If you read the later copies of Pierre-Simon Laplace’s famous work, The System of the World, you’d miss something important. You’d probably never get back to reading earlier copies because Laplace was a tremendously prolific writer. He wrote about math, astronomy, physics, and politics. He collected and edited the work of past writers, and he added his own spin and interpretation. He even dabbled in philosophy, when he came up with a concept now known as Laplace’s Demon. If everything in the world was run by physical laws, Laplace argued, then any being could, with accurate enough laws and accurate enough information, see the entire history of the universe from start to finish. According to Laplace, “For such an intellect nothing would be uncertain and the future just like the past would be present before its eyes.


The demon would have been amused with how things worked out for Laplace’s System of the World. In the book, Laplace had a theory based on the fact that light came in little bundles, like atoms. And, like atoms, as light went zooming by a massive body, gravity would affect it and slow it down. Laplace eventually came to imagine stars so big that they’d suck their own light back into themselves, as well as grabbing in any light nearby. He called these bodies “black stars.”

Through modern eyes we see that Laplace took the wrong route to get to the right place. Light can’t be slowed down by gravity, but its path can be bent. If a mass is big enough, and correctly placed, light’s path can be bent enough that it swirls into a black hole and cannot escape. Laplace didn’t have the benefit of being born after Einstein, so when the concept of light being a little bundle of mass went out of favor, he quietly scuttled his prescient theory. Only early editions of his book have it.

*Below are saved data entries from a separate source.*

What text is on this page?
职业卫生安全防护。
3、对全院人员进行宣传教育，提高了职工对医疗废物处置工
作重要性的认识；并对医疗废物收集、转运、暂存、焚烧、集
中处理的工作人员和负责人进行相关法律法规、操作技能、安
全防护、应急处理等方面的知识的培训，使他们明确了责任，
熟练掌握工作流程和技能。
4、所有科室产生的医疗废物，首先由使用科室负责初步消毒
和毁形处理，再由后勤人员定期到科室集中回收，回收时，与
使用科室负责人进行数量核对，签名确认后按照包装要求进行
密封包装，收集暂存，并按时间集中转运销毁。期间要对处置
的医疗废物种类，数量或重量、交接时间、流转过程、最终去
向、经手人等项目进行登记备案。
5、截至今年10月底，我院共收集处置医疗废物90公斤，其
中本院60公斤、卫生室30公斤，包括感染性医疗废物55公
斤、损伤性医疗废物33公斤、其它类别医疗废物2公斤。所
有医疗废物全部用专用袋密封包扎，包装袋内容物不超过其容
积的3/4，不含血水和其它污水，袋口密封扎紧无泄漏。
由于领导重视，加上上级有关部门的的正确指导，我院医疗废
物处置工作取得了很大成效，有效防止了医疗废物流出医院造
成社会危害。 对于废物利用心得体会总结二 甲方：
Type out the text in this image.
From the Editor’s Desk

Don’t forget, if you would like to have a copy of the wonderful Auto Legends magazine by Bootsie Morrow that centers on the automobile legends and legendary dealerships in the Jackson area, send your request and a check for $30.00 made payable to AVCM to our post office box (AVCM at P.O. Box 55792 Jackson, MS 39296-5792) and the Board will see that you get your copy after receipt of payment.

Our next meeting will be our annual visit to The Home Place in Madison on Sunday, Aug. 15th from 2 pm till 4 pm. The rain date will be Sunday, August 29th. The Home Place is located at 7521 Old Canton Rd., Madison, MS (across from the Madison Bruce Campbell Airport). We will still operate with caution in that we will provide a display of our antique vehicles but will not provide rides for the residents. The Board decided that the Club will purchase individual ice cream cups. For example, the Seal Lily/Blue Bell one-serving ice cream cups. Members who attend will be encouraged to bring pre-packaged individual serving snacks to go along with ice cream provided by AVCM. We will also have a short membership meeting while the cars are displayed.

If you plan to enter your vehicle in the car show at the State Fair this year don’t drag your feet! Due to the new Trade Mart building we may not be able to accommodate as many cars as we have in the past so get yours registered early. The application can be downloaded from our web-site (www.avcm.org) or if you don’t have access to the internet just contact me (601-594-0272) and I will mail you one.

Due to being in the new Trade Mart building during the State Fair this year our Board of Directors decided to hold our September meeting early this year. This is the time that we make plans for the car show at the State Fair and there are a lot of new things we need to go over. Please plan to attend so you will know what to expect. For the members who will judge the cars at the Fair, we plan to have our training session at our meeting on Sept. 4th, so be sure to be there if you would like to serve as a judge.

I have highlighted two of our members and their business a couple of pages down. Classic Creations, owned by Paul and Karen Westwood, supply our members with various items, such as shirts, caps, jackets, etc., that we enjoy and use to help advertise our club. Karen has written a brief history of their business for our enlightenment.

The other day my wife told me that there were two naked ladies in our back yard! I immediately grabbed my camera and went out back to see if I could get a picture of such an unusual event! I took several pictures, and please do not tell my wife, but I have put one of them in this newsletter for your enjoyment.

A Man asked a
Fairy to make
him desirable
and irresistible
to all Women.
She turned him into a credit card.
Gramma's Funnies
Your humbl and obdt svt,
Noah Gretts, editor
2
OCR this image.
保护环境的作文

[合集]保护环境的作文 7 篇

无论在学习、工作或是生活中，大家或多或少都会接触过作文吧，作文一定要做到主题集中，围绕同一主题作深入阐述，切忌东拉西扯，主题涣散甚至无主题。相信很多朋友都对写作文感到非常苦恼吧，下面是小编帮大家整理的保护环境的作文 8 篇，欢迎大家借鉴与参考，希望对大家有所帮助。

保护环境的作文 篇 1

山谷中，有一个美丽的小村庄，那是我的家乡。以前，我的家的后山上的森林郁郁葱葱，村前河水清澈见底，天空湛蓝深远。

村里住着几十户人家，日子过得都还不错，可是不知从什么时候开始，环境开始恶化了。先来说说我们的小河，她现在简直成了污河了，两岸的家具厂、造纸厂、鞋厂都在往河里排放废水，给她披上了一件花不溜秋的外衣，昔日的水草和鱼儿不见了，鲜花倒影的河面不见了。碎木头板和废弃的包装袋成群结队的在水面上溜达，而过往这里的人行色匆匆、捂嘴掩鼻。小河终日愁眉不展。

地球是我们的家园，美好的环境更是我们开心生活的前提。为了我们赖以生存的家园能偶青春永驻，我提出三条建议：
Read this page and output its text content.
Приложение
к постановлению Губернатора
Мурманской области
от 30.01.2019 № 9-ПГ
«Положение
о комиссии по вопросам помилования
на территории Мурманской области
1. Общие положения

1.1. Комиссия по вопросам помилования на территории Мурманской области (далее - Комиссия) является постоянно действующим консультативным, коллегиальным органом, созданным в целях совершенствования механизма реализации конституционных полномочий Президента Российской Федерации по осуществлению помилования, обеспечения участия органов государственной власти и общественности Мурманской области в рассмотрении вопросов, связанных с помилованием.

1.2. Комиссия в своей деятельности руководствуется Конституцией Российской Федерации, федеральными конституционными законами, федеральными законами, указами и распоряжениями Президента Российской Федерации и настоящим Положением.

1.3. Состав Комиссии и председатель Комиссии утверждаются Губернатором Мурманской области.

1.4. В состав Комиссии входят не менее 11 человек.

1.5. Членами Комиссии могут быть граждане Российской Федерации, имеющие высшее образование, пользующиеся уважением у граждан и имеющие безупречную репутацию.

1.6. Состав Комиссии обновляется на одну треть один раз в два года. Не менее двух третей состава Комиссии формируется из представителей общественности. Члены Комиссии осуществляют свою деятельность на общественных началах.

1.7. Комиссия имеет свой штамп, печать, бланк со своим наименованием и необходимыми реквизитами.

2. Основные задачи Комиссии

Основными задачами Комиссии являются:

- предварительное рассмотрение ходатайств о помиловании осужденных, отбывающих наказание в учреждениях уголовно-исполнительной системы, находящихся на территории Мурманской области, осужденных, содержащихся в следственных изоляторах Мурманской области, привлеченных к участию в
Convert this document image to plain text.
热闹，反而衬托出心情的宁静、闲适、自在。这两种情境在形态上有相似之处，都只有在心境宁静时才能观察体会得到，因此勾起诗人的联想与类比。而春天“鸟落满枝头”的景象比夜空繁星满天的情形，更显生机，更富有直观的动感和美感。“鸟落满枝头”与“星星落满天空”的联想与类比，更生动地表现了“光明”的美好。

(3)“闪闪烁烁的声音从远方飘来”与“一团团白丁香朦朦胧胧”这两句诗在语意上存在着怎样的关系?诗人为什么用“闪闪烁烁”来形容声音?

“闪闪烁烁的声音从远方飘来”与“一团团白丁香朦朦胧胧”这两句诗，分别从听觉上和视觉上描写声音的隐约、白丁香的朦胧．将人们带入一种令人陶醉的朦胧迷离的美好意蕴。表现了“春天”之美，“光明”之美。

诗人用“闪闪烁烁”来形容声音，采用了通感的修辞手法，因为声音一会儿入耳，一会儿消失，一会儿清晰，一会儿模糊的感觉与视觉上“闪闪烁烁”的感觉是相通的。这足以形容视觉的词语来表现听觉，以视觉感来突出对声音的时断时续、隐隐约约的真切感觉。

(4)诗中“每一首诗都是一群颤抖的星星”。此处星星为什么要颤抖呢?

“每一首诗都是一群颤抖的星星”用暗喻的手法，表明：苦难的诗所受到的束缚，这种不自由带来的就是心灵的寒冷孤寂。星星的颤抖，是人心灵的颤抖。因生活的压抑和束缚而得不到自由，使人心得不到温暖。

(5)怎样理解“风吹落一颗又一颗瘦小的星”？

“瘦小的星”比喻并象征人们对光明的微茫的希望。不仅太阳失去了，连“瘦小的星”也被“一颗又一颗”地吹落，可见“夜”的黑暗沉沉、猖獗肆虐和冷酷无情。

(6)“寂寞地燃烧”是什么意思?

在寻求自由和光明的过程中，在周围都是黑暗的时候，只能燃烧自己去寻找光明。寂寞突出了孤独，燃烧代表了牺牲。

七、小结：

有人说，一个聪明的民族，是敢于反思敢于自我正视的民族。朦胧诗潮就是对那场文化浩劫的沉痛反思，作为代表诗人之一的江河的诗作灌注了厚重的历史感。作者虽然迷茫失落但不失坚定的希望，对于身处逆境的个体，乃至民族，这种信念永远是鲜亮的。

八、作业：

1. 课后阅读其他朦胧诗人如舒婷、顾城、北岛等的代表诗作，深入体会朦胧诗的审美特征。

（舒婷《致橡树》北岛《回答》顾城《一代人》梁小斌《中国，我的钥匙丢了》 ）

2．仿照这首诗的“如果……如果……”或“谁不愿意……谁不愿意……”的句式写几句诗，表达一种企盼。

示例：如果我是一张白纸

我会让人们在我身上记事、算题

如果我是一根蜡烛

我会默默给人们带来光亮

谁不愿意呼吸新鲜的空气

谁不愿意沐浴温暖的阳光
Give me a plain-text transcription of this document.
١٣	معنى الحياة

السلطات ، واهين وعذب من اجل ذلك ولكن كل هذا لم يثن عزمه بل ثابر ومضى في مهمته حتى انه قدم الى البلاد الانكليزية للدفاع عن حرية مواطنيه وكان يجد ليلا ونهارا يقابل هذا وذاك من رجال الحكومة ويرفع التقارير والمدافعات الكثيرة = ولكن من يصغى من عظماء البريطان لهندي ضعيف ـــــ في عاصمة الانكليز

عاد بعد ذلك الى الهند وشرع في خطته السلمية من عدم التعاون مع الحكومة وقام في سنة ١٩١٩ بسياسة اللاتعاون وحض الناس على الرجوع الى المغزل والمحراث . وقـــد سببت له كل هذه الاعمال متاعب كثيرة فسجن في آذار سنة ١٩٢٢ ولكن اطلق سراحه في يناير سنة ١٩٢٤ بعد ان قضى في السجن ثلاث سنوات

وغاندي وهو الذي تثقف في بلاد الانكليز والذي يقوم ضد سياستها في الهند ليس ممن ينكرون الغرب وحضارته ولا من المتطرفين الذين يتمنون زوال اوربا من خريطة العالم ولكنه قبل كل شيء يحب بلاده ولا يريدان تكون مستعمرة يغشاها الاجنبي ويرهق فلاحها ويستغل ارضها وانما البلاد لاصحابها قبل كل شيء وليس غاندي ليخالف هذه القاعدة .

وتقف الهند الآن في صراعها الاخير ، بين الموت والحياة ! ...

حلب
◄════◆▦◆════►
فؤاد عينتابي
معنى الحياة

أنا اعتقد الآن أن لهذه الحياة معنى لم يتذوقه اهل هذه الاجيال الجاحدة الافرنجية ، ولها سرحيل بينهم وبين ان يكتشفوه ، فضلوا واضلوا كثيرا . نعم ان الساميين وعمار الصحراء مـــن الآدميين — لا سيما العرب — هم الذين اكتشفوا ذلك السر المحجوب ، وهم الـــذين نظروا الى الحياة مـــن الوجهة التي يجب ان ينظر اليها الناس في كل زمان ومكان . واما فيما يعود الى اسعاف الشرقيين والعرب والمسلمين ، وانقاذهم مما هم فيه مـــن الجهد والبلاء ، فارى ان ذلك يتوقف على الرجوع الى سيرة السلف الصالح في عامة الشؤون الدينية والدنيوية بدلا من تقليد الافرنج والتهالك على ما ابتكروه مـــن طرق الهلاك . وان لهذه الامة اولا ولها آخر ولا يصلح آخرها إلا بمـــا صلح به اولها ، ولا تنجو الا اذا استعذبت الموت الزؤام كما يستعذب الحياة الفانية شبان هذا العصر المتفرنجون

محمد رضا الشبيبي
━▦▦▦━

It’s worth noting that Laplace wasn’t the only person to come up with the idea. The man who (rightly) gets credit today for coming up with Dark Stars is a relatively unknown genius named John Michell, who we have covered on this site. Michell was a contemporary of Laplace, a brilliant and hardworking man, and came up with his own black hole idea wholly independently. And he didn’t delete his own work, so he gets all the credit.